Hazel's depression seeps through here. She insists that she is not depressed, but she so clearly is, especially in this passage.

 Twelve-year-old leukemic Michael had passed away. He'd fought hard, Lida told me, as if there was another way to fight. Everyone else was still around. Ken was NEC after radiation. Lucas had relapsed, and she said it with a sad smile and a little shrug, the way you might say an alcoholic had relapsed.
The day to day life of cancer patients is depressing.

"Kinda," I said. But it wasn't that. The truth was, I didn't want to Isaac him. "to be fair to Monica," I said, "what you did to her wasn't very nice either." 
 "What'd I do to her?" he asked, defensive?
 "You know, going blind and everything." 

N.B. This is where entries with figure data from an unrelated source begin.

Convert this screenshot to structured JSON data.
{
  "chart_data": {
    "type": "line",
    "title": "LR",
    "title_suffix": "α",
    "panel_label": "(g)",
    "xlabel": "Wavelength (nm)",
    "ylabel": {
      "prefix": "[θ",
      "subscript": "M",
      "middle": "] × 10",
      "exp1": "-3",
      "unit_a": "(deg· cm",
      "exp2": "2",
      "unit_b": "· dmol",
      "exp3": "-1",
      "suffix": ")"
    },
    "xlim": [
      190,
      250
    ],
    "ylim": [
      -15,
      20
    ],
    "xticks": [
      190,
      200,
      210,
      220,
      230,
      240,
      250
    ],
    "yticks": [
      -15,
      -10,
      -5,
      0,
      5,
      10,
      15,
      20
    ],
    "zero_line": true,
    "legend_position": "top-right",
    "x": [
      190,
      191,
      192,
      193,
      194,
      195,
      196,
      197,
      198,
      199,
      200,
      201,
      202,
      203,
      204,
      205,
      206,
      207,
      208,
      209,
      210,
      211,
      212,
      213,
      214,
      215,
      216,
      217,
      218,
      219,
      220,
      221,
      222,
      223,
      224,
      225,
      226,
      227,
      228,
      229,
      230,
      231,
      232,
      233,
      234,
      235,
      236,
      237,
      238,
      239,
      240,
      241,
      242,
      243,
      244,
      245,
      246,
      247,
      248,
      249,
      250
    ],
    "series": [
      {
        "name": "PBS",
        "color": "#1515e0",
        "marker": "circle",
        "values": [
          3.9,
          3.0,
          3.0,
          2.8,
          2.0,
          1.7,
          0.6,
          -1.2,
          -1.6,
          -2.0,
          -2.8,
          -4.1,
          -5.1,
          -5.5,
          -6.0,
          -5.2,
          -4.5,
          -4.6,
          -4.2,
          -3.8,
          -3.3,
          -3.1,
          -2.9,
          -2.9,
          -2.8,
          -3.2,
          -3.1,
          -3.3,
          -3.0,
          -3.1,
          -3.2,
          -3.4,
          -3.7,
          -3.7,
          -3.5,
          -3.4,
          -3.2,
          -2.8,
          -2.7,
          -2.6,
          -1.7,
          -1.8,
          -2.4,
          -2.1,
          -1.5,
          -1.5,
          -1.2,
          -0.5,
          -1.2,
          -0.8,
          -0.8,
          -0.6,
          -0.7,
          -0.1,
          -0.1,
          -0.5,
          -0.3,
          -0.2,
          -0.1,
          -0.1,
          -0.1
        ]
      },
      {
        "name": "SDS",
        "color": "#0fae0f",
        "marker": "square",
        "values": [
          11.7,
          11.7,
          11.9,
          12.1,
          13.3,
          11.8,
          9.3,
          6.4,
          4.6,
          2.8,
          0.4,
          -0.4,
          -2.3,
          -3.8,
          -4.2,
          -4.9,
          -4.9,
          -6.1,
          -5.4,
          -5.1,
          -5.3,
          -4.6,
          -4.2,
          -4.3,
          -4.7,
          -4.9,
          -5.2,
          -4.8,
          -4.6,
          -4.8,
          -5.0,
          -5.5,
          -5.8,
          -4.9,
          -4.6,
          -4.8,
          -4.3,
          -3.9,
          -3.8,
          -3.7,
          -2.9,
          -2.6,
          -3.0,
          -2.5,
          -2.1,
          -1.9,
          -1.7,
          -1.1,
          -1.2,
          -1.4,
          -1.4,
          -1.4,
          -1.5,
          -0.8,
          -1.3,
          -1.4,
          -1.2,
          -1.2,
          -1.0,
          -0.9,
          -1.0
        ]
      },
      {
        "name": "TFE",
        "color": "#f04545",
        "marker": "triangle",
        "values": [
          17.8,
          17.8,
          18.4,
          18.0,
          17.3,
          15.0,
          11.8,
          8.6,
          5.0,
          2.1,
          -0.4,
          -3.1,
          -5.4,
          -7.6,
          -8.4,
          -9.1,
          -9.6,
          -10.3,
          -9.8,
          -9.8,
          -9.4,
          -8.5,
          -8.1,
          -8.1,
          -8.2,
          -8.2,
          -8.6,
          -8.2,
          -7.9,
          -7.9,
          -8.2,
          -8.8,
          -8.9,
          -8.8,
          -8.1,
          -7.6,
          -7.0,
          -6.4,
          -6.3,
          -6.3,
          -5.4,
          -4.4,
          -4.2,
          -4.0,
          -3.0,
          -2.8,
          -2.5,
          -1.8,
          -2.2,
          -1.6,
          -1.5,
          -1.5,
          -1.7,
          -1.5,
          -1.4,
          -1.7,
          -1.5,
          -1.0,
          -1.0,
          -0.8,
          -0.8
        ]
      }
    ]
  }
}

 "But that's not my fault," Isaac said.
 "I'm not saying it was your fault. I'm just saying it wasn't nice."
This is funny, but in a very morbid way.

"I'm in love with you," he said quietly. 
 "Augustus," I said.
 "I am," he said. He was staring at me, and I could see the corners of his eyes crinkling. "I'm in love with you, and I'm not in the business of denying myself the simple pleasure of saying true things. I'm in love with you, and I know that love is just a shout into the void, and that oblivion is inevitable, and that we're all doomed and that there will come a day when all our labor has been returned to dust, and I know the sun will swallow the only earth we'll ever have, and I am in love with you."
Please think and comment about this quote below - what it means for the plot, for Augustus's character, and for Hazel's character as well as for their relationship.

(not so) Happy reading!
Kathy
 

2 comments:

Unknown said...

I don't know if anyone has had someone like them that they didn't. Usually it's annoying, because they never give up and are always trying to win you. However, I've also been loved the way Augustus loves Hazel. He does not smother, he is her best friend who reminds her every now and then he loves her. I think what Augustus means is that he will always love Hazel. It is a simple thing, it cannot do much harm to say something true out loud, so why not? And even though his love doe her compared to "the stars" is minuscule to the universe, it is true. And although everyone will forget and people won't remember them, he loves her, he'll always love her. And Hazel tries to stop him, because it's a bittersweet pain, in Hazel's eyes Gus loves a dead girl, a girl soon to be gone leave him all alone, and tear his heart out. At least, if I was in her shoes I'd think something along those lines. She doesn't see joy in the love, because Hazel does love him, she loves him SO much that she doesn't want him to love her and get hurt. She loves him to a point where she fells dread when he speaks of love.

Unknown said...

Augustus is very profound and poetic for a teenager. I think that comes as a "side effect of dying", as Hazel put it, a more positive one than she would have expected at the beginning of the book.